One of the coolest effects we saw is that toxic guides correlated with decreased expression of the Cas9 protein we used. This is probably not because they directly regulate the Cas9, which sits inside an artificial construct controlled by the experimenter. Rather, the correlation is due to selection bias. The Cas9 is spontaneously silenced in some cells, and because the guides have no effect without the Cas9, those cells can survive even with a toxic guide present.

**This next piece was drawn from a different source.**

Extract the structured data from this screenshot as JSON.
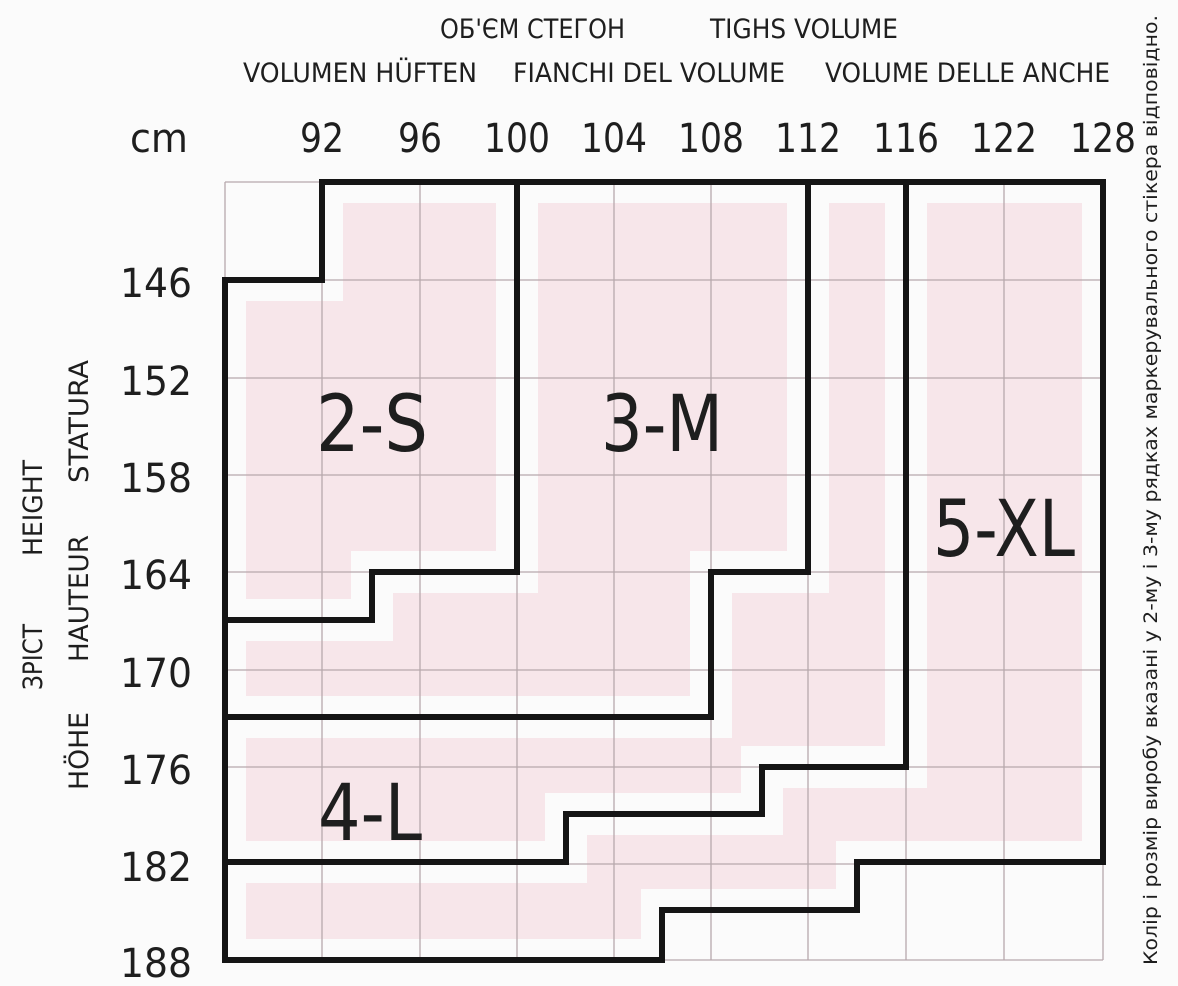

Reproducibility, reproducilibity, reproducibitily, reprodicubility
This was my second major project in the lab. I managed to keep the code very nicely organized, so that I could re-run and re-purpose scripts later on without too much trouble. This came in handy when we realized that part of our pipeline had thrown away about 1/3 of the reads! This resulted in an extended hassle, since we had lots of single cell data with similar problems. Due to the solid organization of this particular project, though, we managed to redo most of the figures very quickly. You can find the code on Github.
Biological lessons learned
It is a little discouraging that we didn’t find any really surprising results here. It seems older methods did a very effective job at laying out the molecular players in endoderm differentiation – good for them! Our approach still had the advantage of being systematic and unbiased, but we might have had more impact by applying it to systems that are less well studied.